Scholarship bill could relieve financial stress for AACC students

Rachael Pacella
Contact Reporterrpacella@capgaznews.com

This spring Jonathan O’Dea will graduate from Anne Arundel Community College nearly maxed out on student loans, he said.

O’Dea, the college’s Student Government president, is headed to Towson University this fall to study political science. Many careers require a higher education credential, he said. But taking on debt is a high-stress situation for students.

This past General Assembly session, O’Dea testified to support a bill sponsored by Howard County Del. Frank Turner. The bill was approved by the General Assembly and sent to Gov. Larry Hogan.

The legislation would create a Maryland Community College Promise Scholarships Program, giving qualified students up to $5,000 annually, at a cost of $15 million a year to the state. To qualify, students will need to have a high school grade point average of 2.3 or higher, enroll within two years of obtaining a high school diploma or GED, and would need to take 12 credit hours of courses.

A promise scholarship applicant can’t have an annual adjusted gross income of more than $100,000 if they are single or living in a single-parent household, or $150,000 if they are married or living in a two-parent household.

In April AACC officials declined to say how many students the bill could impact, absent the governor’s signature and additional guidance on eligibility criteria.

The program would offer “last dollar” scholarships, meaning the state will award funds to students after all other financial options are pursued.

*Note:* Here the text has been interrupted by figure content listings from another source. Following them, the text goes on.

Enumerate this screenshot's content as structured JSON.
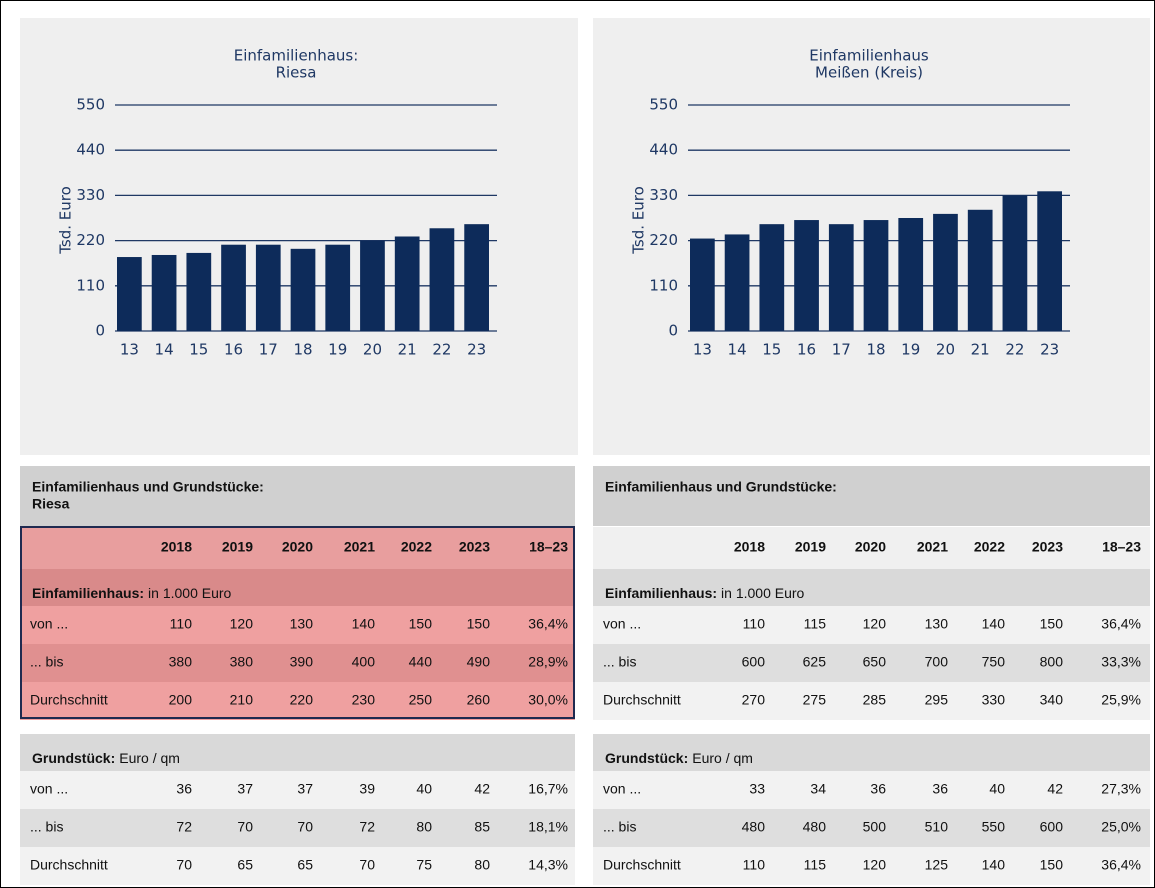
{
  "chart_data": [
    {
      "type": "bar",
      "title": "Einfamilienhaus:",
      "subtitle": "Riesa",
      "y_label": "Tsd. Euro",
      "categories": [
        "13",
        "14",
        "15",
        "16",
        "17",
        "18",
        "19",
        "20",
        "21",
        "22",
        "23"
      ],
      "values": [
        180,
        185,
        190,
        210,
        210,
        200,
        210,
        220,
        230,
        250,
        260
      ],
      "color": "#0d2b5a",
      "ylim": [
        0,
        550
      ],
      "yticks": [
        0,
        110,
        220,
        330,
        440,
        550
      ],
      "grid": true
    },
    {
      "type": "bar",
      "title": "Einfamilienhaus",
      "subtitle": "Meißen (Kreis)",
      "y_label": "Tsd. Euro",
      "categories": [
        "13",
        "14",
        "15",
        "16",
        "17",
        "18",
        "19",
        "20",
        "21",
        "22",
        "23"
      ],
      "values": [
        225,
        235,
        260,
        270,
        260,
        270,
        275,
        285,
        295,
        330,
        340
      ],
      "color": "#0d2b5a",
      "ylim": [
        0,
        550
      ],
      "yticks": [
        0,
        110,
        220,
        330,
        440,
        550
      ],
      "grid": true
    }
  ],
  "tables": [
    {
      "title": [
        "Einfamilienhaus und Grundstücke:",
        "Riesa"
      ],
      "columns": [
        "2018",
        "2019",
        "2020",
        "2021",
        "2022",
        "2023",
        "18–23"
      ],
      "sections": [
        {
          "label": "Einfamilienhaus:",
          "unit": "in 1.000 Euro",
          "rows": [
            {
              "label": "von ...",
              "values": [
                "110",
                "120",
                "130",
                "140",
                "150",
                "150",
                "36,4%"
              ]
            },
            {
              "label": "... bis",
              "values": [
                "380",
                "380",
                "390",
                "400",
                "440",
                "490",
                "28,9%"
              ]
            },
            {
              "label": "Durchschnitt",
              "values": [
                "200",
                "210",
                "220",
                "230",
                "250",
                "260",
                "30,0%"
              ]
            }
          ]
        },
        {
          "label": "Grundstück:",
          "unit": "Euro / qm",
          "rows": [
            {
              "label": "von ...",
              "values": [
                "36",
                "37",
                "37",
                "39",
                "40",
                "42",
                "16,7%"
              ]
            },
            {
              "label": "... bis",
              "values": [
                "72",
                "70",
                "70",
                "72",
                "80",
                "85",
                "18,1%"
              ]
            },
            {
              "label": "Durchschnitt",
              "values": [
                "70",
                "65",
                "65",
                "70",
                "75",
                "80",
                "14,3%"
              ]
            }
          ]
        }
      ]
    },
    {
      "title": [
        "Einfamilienhaus und Grundstücke:"
      ],
      "columns": [
        "2018",
        "2019",
        "2020",
        "2021",
        "2022",
        "2023",
        "18–23"
      ],
      "sections": [
        {
          "label": "Einfamilienhaus:",
          "unit": "in 1.000 Euro",
          "rows": [
            {
              "label": "von ...",
              "values": [
                "110",
                "115",
                "120",
                "130",
                "140",
                "150",
                "36,4%"
              ]
            },
            {
              "label": "... bis",
              "values": [
                "600",
                "625",
                "650",
                "700",
                "750",
                "800",
                "33,3%"
              ]
            },
            {
              "label": "Durchschnitt",
              "values": [
                "270",
                "275",
                "285",
                "295",
                "330",
                "340",
                "25,9%"
              ]
            }
          ]
        },
        {
          "label": "Grundstück:",
          "unit": "Euro / qm",
          "rows": [
            {
              "label": "von ...",
              "values": [
                "33",
                "34",
                "36",
                "36",
                "40",
                "42",
                "27,3%"
              ]
            },
            {
              "label": "... bis",
              "values": [
                "480",
                "480",
                "500",
                "510",
                "550",
                "600",
                "25,0%"
              ]
            },
            {
              "label": "Durchschnitt",
              "values": [
                "110",
                "115",
                "120",
                "125",
                "140",
                "150",
                "36,4%"
              ]
            }
          ]
        }
      ]
    }
  ]
}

The legislation would also provide $2 million over five years for grants to help current students finish their degrees, at community colleges and four-year institutions.

The Maryland Association of Community Colleges has said the measure will more than double state scholarship money for low-income community college students.

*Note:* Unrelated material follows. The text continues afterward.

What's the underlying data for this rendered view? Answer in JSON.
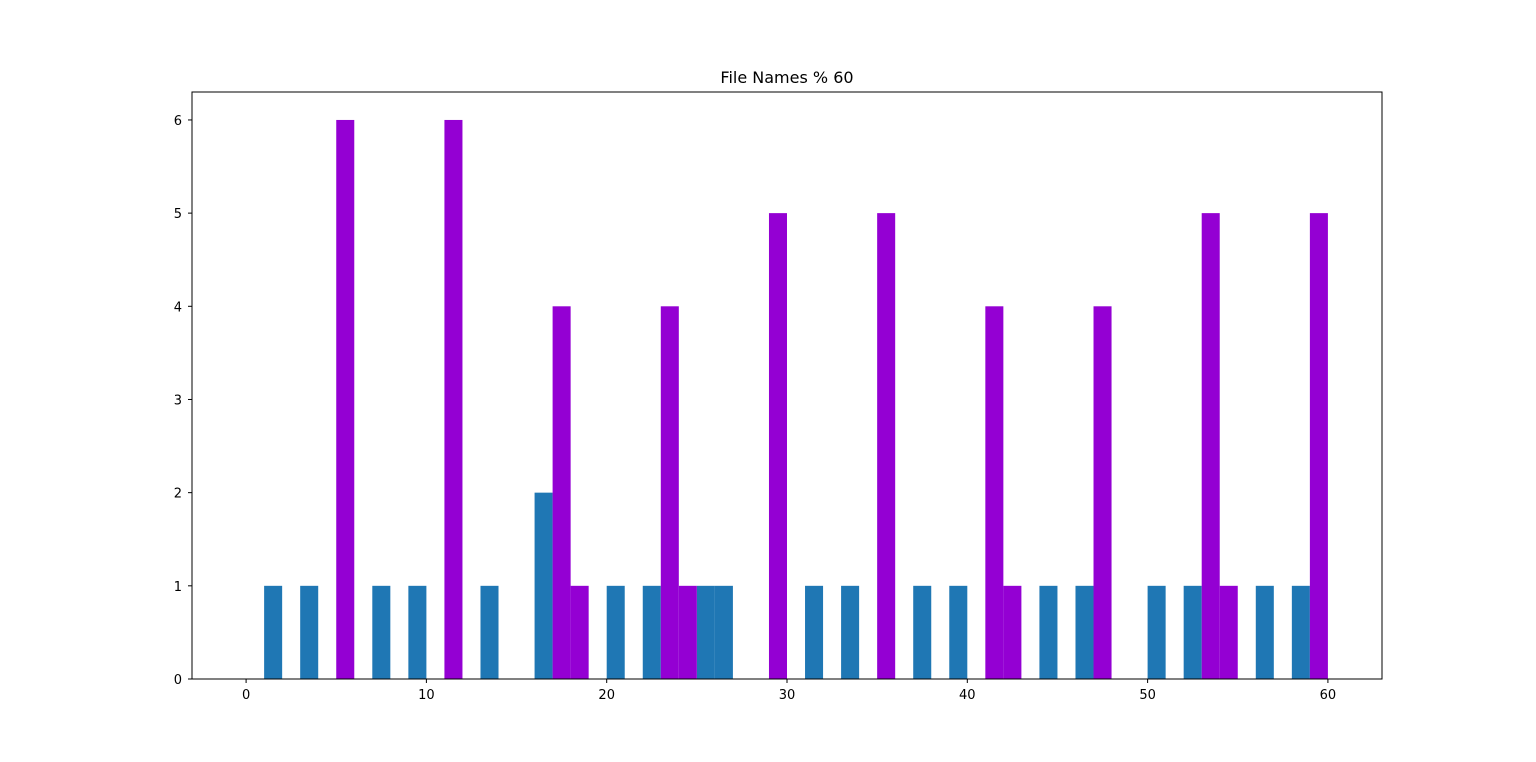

The path from orientation to graduation can be a rocky one, Financial Aid Director Tara Carew said.

Some students begin their college careers thinking they have their financing in place, but lose a job or otherwise have their financial situation disturbed, making it difficult to complete school, she said.

“That’s where additional funding would be very helpful,” she said.

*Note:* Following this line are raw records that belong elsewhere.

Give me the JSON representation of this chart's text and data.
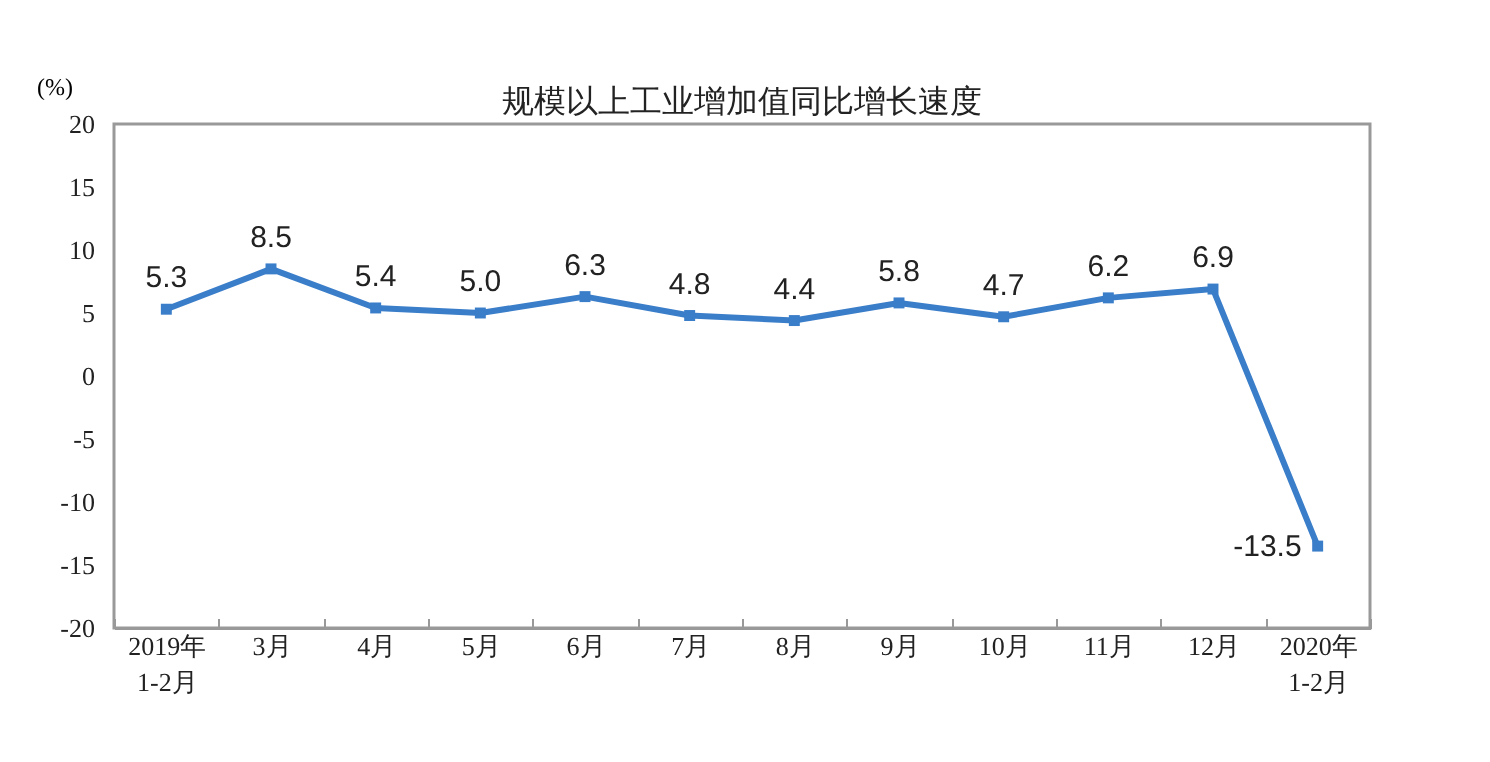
{
  "chart_data": {
    "type": "line",
    "title": "规模以上工业增加值同比增长速度",
    "ylabel": "(%)",
    "categories": [
      "2019年\n1-2月",
      "3月",
      "4月",
      "5月",
      "6月",
      "7月",
      "8月",
      "9月",
      "10月",
      "11月",
      "12月",
      "2020年\n1-2月"
    ],
    "series": [
      {
        "color": "#3a7dc9",
        "values": [
          5.3,
          8.5,
          5.4,
          5.0,
          6.3,
          4.8,
          4.4,
          5.8,
          4.7,
          6.2,
          6.9,
          -13.5
        ],
        "value_labels": [
          "5.3",
          "8.5",
          "5.4",
          "5.0",
          "6.3",
          "4.8",
          "4.4",
          "5.8",
          "4.7",
          "6.2",
          "6.9",
          "-13.5"
        ]
      }
    ],
    "ylim": [
      -20,
      20
    ],
    "yticks": [
      -20,
      -15,
      -10,
      -5,
      0,
      5,
      10,
      15,
      20
    ],
    "grid": false,
    "legend": false,
    "marker": "square",
    "line_style": "solid"
  }
}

O’Dea said some students need to work a full-time job or multiple jobs during school, drawing out the amount of time they’re enrolled.

The legislation, particularly the Community College Promise Scholarships, would decrease the amount of time, stress and debt involved in getting an education, he said.

After the bill was passed in April, the college issued a statement supporting the measure.

“Each year we find that more and more students need financial assistance to start or continue college,” college President Dawn Lindsay said.

The community college is cost-effective, she said, but students need to juggle work and family demands, and can have trouble making ends meet. Next year tuition at the school will cost $112 per credit hour for county residents.

Carew said students have options for financial assistance, including state and federal assistance. The Anne Arundel Community College Foundation offers more than 200 scholarships to students.

But there’s never enough funding for everyone, she said.

Under Hogan, state support for community college funding and grant funding for community colleges hit a record level, Amelia Chassé said in an email.

“Additionally, in 2017, the governor proposed legislation that would have made student debt interest payments tax-deductible for all Marylanders earning less than $200,000 per year and provided much-needed relief from student loan debt,” she said.

The scholarship legislation was sent to Hogan on April 26. The governor has 30 days to veto the bill, sign it, or allow the legislation to become law.

The Baltimore Sun reporter Alison Knezevich contributed to this report.